Inter Press Service News Agency
August 2, 2005
Washington: Anti-debt campaigners leaked a document Tuesday showing that the World Bank is considering extending additional loans to countries eligible for a widely-publicised debt cancellation plan by the world’s richest nations, a scheme that they say would defeat the purpose of the write-off.
The World Bank says it has made no final recommendations, but that poor nations with limited resources will likely have a continuing need to borrow even after graduating from the debt relief programme.
The leaked document details options being put together by World Bank officials for implementation of the debt forgiveness plan by the Group of Eight (G8) most industrialised nations, which will be discussed at a meeting of World Bank executive directors in Washington in a few days.
A final proposal will be issued by the World Bank when it meets in September.
The Jubilee Debt Campaign and the World Development Movement (WDM), two non-governmental organisations that disseminated the document to journalists, said in a joint statement that the Bank’s analysis shows that it is exploring the conditions under which debt repayments would be re-imposed on those countries.
The document, prepared by Geoff Lamb, the Bank’s vice president for concessional finance, says that “most countries receiving 100 percent debt cancellation would be classified as ‘green light’ and therefore become eligible for new borrowing.”
The document refers to a communiqué by the G8 announcing the debt relief plan and stating that countries receiving debt relief should be “eased into new borrowing”. Further, it says that “given lower risk of debt distress (after debt relief), countries could potentially borrow more.”

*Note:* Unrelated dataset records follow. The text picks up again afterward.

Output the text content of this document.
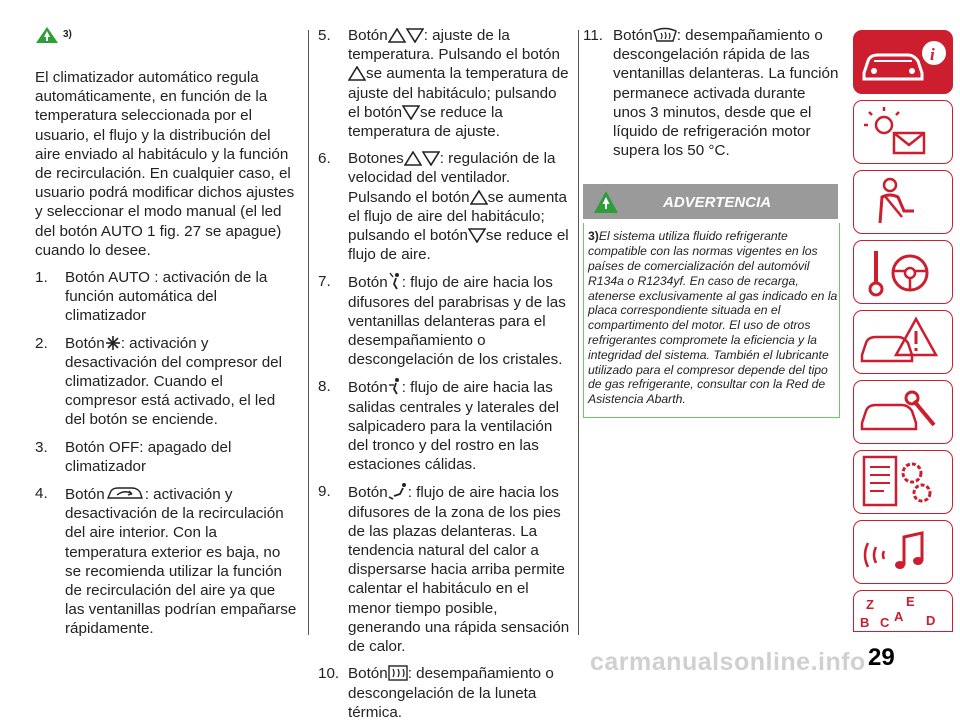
3)

El climatizador automático regula automáticamente, en función de la temperatura seleccionada por el usuario, el flujo y la distribución del aire enviado al habitáculo y la función de recirculación. En cualquier caso, el usuario podrá modificar dichos ajustes y seleccionar el modo manual (el led del botón AUTO 1 fig. 27 se apague) cuando lo desee.

1.	Botón AUTO : activación de la función automática del climatizador
2.	Botón : activación y desactivación del compresor del climatizador. Cuando el compresor está activado, el led del botón se enciende.
3.	Botón OFF: apagado del climatizador
4.	Botón	: activación y desactivación de la recirculación del aire interior. Con la temperatura exterior es baja, no se recomienda utilizar la función de recirculación del aire ya que las ventanillas podrían empañarse rápidamente.
5.	Botón : ajuste de la temperatura. Pulsando el botón se aumenta la temperatura de ajuste del habitáculo; pulsando el botón se reduce la temperatura de ajuste.
6.	Botones : regulación de la velocidad del ventilador. Pulsando el botón se aumenta el flujo de aire del habitáculo; pulsando el botón se reduce el flujo de aire.
7.	Botón : flujo de aire hacia los difusores del parabrisas y de las ventanillas delanteras para el desempañamiento o descongelación de los cristales.
8.	Botón : flujo de aire hacia las salidas centrales y laterales del salpicadero para la ventilación del tronco y del rostro en las estaciones cálidas.
9.	Botón : flujo de aire hacia los difusores de la zona de los pies de las plazas delanteras. La tendencia natural del calor a dispersarse hacia arriba permite calentar el habitáculo en el menor tiempo posible, generando una rápida sensación de calor.
10. Botón : desempañamiento o descongelación de la luneta térmica.
11. Botón : desempañamiento o descongelación rápida de las ventanillas delanteras. La función permanece activada durante unos 3 minutos, desde que el líquido de refrigeración motor supera los 50 °C.
ADVERTENCIA
3)El sistema utiliza fluido refrigerante compatible con las normas vigentes en los países de comercialización del automóvil R134a o R1234yf. En caso de recarga, atenerse exclusivamente al gas indicado en la placa correspondiente situada en el compartimento del motor. El uso de otros refrigerantes compromete la eficiencia y la integridad del sistema. También el lubricante utilizado para el compresor depende del tipo de gas refrigerante, consultar con la Red de Asistencia Abarth.
i
Z E
A
B	D
C
carmanualsonline.info 29
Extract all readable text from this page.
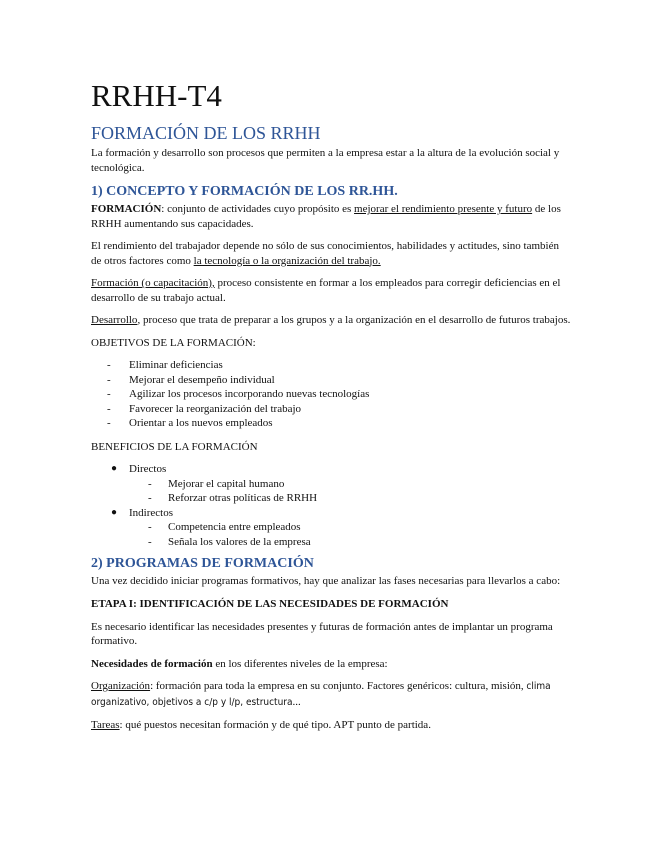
RRHH-T4
FORMACIÓN DE LOS RRHH

La formación y desarrollo son procesos que permiten a la empresa estar a la altura de la evolución social y tecnológica.

1) CONCEPTO Y FORMACIÓN DE LOS RR.HH.

FORMACIÓN: conjunto de actividades cuyo propósito es mejorar el rendimiento presente y futuro de los RRHH aumentando sus capacidades.

El rendimiento del trabajador depende no sólo de sus conocimientos, habilidades y actitudes, sino también de otros factores como la tecnología o la organización del trabajo.

Formación (o capacitación), proceso consistente en formar a los empleados para corregir deficiencias en el desarrollo de su trabajo actual.

Desarrollo, proceso que trata de preparar a los grupos y a la organización en el desarrollo de futuros trabajos.

OBJETIVOS DE LA FORMACIÓN:

- Eliminar deficiencias
- Mejorar el desempeño individual
- Agilizar los procesos incorporando nuevas tecnologías
- Favorecer la reorganización del trabajo
- Orientar a los nuevos empleados

BENEFICIOS DE LA FORMACIÓN

● Directos
- Mejorar el capital humano
- Reforzar otras políticas de RRHH
● Indirectos
- Competencia entre empleados
- Señala los valores de la empresa
2) PROGRAMAS DE FORMACIÓN

Una vez decidido iniciar programas formativos, hay que analizar las fases necesarias para llevarlos a cabo:

ETAPA I: IDENTIFICACIÓN DE LAS NECESIDADES DE FORMACIÓN

Es necesario identificar las necesidades presentes y futuras de formación antes de implantar un programa formativo.

Necesidades de formación en los diferentes niveles de la empresa:

Organización: formación para toda la empresa en su conjunto. Factores genéricos: cultura, misión, clima organizativo, objetivos a c/p y l/p, estructura...

Tareas: qué puestos necesitan formación y de qué tipo. APT punto de partida.
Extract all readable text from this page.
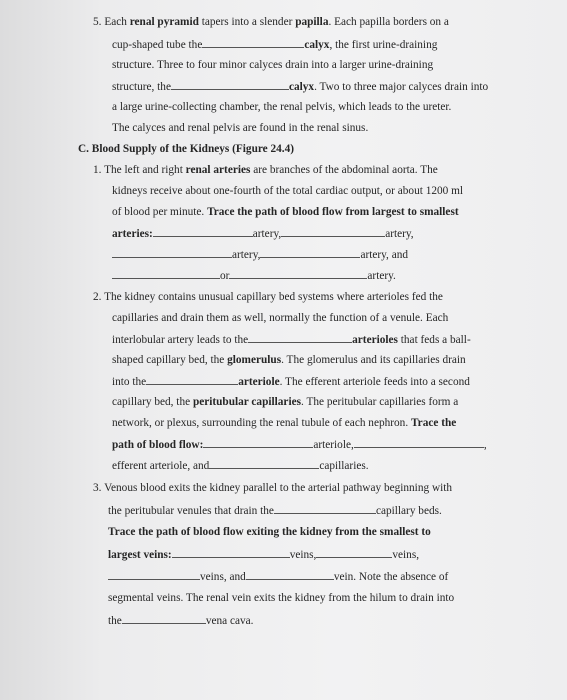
5. Each renal pyramid tapers into a slender papilla. Each papilla borders on a
cup-shaped tube the	calyx, the first urine-draining
structure. Three to four minor calyces drain into a larger urine-draining
structure, the	calyx. Two to three major calyces drain into
a large urine-collecting chamber, the renal pelvis, which leads to the ureter.
The calyces and renal pelvis are found in the renal sinus.
C. Blood Supply of the Kidneys (Figure 24.4)
1. The left and right renal arteries are branches of the abdominal aorta. The
kidneys receive about one-fourth of the total cardiac output, or about 1200 ml
of blood per minute. Trace the path of blood flow from largest to smallest
arteries:	artery,	artery,
artery,	artery, and
or	artery.
2. The kidney contains unusual capillary bed systems where arterioles fed the
capillaries and drain them as well, normally the function of a venule. Each
interlobular artery leads to the	arterioles that feds a ball-
shaped capillary bed, the glomerulus. The glomerulus and its capillaries drain
into the	arteriole. The efferent arteriole feeds into a second
capillary bed, the peritubular capillaries. The peritubular capillaries form a
network, or plexus, surrounding the renal tubule of each nephron. Trace the
path of blood flow:	arteriole,	,
efferent arteriole, and	capillaries.
3. Venous blood exits the kidney parallel to the arterial pathway beginning with
the peritubular venules that drain the	capillary beds.
Trace the path of blood flow exiting the kidney from the smallest to
largest veins:	veins,	veins,
veins, and	vein. Note the absence of
segmental veins. The renal vein exits the kidney from the hilum to drain into
the	vena cava.
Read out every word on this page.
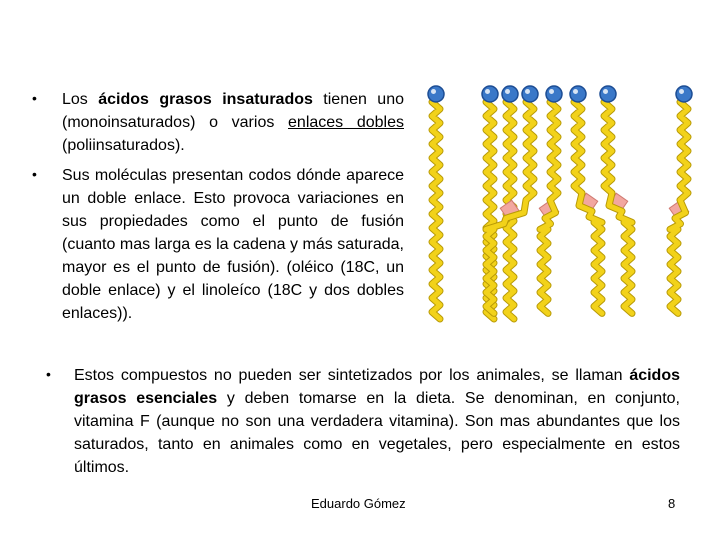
• Los ácidos grasos insaturados tienen uno (monoinsaturados) o varios enlaces dobles (poliinsaturados).
• Sus moléculas presentan codos dónde aparece un doble enlace. Esto provoca variaciones en sus propiedades como el punto de fusión (cuanto mas larga es la cadena y más saturada, mayor es el punto de fusión). (oléico (18C, un doble enlace) y el linoleíco (18C y dos dobles enlaces)).
• Estos compuestos no pueden ser sintetizados por los animales, se llaman ácidos grasos esenciales y deben tomarse en la dieta. Se denominan, en conjunto, vitamina F (aunque no son una verdadera vitamina). Son mas abundantes que los saturados, tanto en animales como en vegetales, pero especialmente en estos últimos.
Eduardo Gómez	8
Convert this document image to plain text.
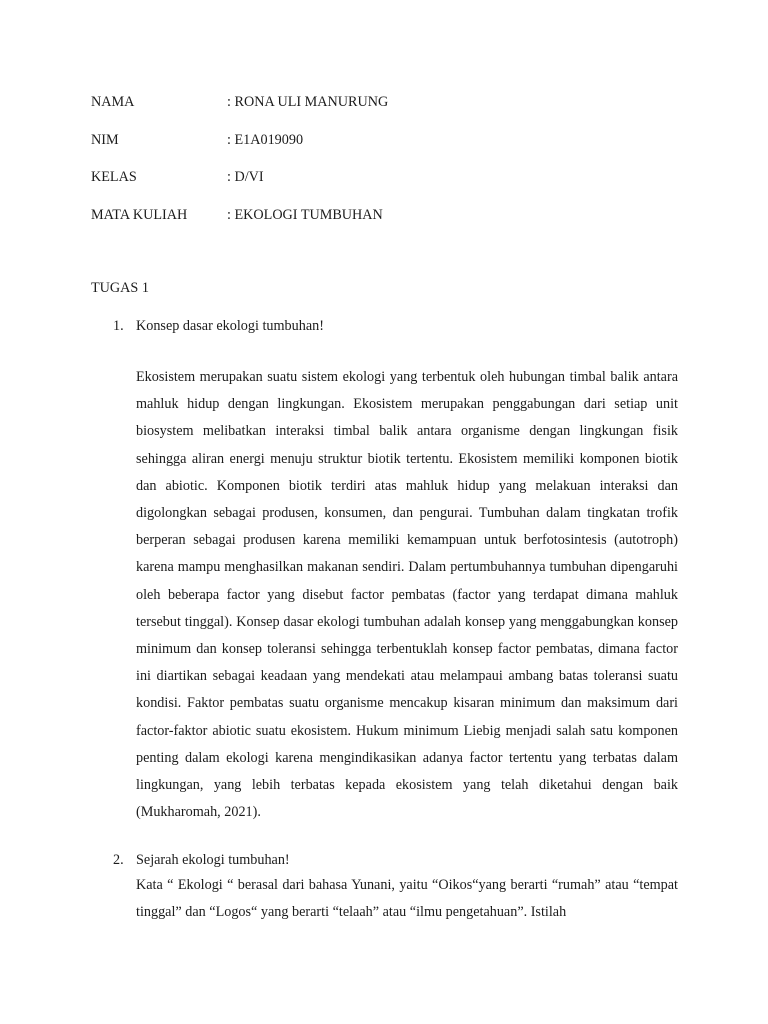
NAMA	: RONA ULI MANURUNG
NIM	: E1A019090
KELAS	: D/VI
MATA KULIAH	: EKOLOGI TUMBUHAN
TUGAS 1
1. Konsep dasar ekologi tumbuhan!

Ekosistem merupakan suatu sistem ekologi yang terbentuk oleh hubungan timbal balik antara mahluk hidup dengan lingkungan. Ekosistem merupakan penggabungan dari setiap unit biosystem melibatkan interaksi timbal balik antara organisme dengan lingkungan fisik sehingga aliran energi menuju struktur biotik tertentu. Ekosistem memiliki komponen biotik dan abiotic. Komponen biotik terdiri atas mahluk hidup yang melakuan interaksi dan digolongkan sebagai produsen, konsumen, dan pengurai. Tumbuhan dalam tingkatan trofik berperan sebagai produsen karena memiliki kemampuan untuk berfotosintesis (autotroph) karena mampu menghasilkan makanan sendiri. Dalam pertumbuhannya tumbuhan dipengaruhi oleh beberapa factor yang disebut factor pembatas (factor yang terdapat dimana mahluk tersebut tinggal). Konsep dasar ekologi tumbuhan adalah konsep yang menggabungkan konsep minimum dan konsep toleransi sehingga terbentuklah konsep factor pembatas, dimana factor ini diartikan sebagai keadaan yang mendekati atau melampaui ambang batas toleransi suatu kondisi. Faktor pembatas suatu organisme mencakup kisaran minimum dan maksimum dari factor-faktor abiotic suatu ekosistem. Hukum minimum Liebig menjadi salah satu komponen penting dalam ekologi karena mengindikasikan adanya factor tertentu yang terbatas dalam lingkungan, yang lebih terbatas kepada ekosistem yang telah diketahui dengan baik (Mukharomah, 2021).

2. Sejarah ekologi tumbuhan!

Kata “ Ekologi “ berasal dari bahasa Yunani, yaitu “Oikos“yang berarti “rumah” atau “tempat tinggal” dan “Logos“ yang berarti “telaah” atau “ilmu pengetahuan”. Istilah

Campaigners warn that this would make the plan fundamentally different from what was initially proposed.
“(The original plan) did seem to concede the key principle that once countries have completed the onerous task of getting debt relief they would have all their debts cancelled immediately with no chance that repayments could recommence under any circumstances,” said Steven Rand, co-chair of the Jubilee Debt Campaign. “This now appears from these documents to be in question.”
Activists do not want to see eligible countries falling back into debt, arguing that they should receive grants and get “a clean start.”
“What the document seems to contain is the World Bank asking the executive directors how quickly they can get the countries that receive debt relief back into patterns of borrowing and back into debt, which is an extremely worrying path for the Bank to be taking countries down,” Dave Timms, spokesperson for the WDM, told IPS. “They talk about how quickly to get them back into a position of the heavily indebted.”
The original plan, announced by British Finance Minister Gordon Brown with much fanfare in July, is that the G8 nations will offer 100 percent cancellation of debts owed by at least 18 of the most heavily indebted nations to the International Monetary Fund, the World Bank and the African Development Bank.
But a World Bank spokesperson said that the paper was “an informal and preliminary presentation” of the impact of the debt plan and is not meant to draw a road map for poor countries after the debt relief.
He added that the World Bank remained concerned about the ability of poor nations to raise significant amounts of funds outside the Bank’s soft loans arm, the International Development Association (IDA), given their limited resources.
“The object here is not to clear the debts of these countries so the Bank can just resume lending to them,” said Damian Sean Milverton. “The point of this is to ensure that developing countries, no matter what position they are in, have access to resources going forward because we know they need as much assistance as possible to improve their economies, create their jobs and make better lives for their people.”
“Once a country’s gone through the debt relief programme, it very well may not get a loan from the Bank again, but it very well may go to other sources and take on debt,” he said. “No one is saying these countries shouldn’t borrow again. And in fact if the NGOs are saying that, they need to have another think about it.”
But debt campaigners say the document shows other loopholes in the deal touted by Brown to protesters who gathered in Scotland last month, where leaders of the G8 were meeting.
Typically, the conditions tied to loans from the Bank and the IMF include privatisation of public assets, the lifting of trade barriers and budget cuts that take funding away from social and environmental programmes.
Two weeks ago, debt campaigners obtained a document detailing how some European representatives at the IMF were proposing major changes to the G8 debt deal. It showed that the proposals could hold up or even stop the promised debt cancellation and maintain the IMF’s iron grip on poor nations’ economies even after they qualify for debt cancellation.
“The G8 are serial promise breakers and for the past 20 years they have used the debts of the poorest countries as a way to impose privatisation, free trade and deregulation on developing countries,” said WDM’s Head of Policy Peter Hardstaff.
“Unless these debts are irreversibly lifted from developing countries, we have no faith that rich countries will not use international institutions to impose damaging free market conditions in the future,” he said.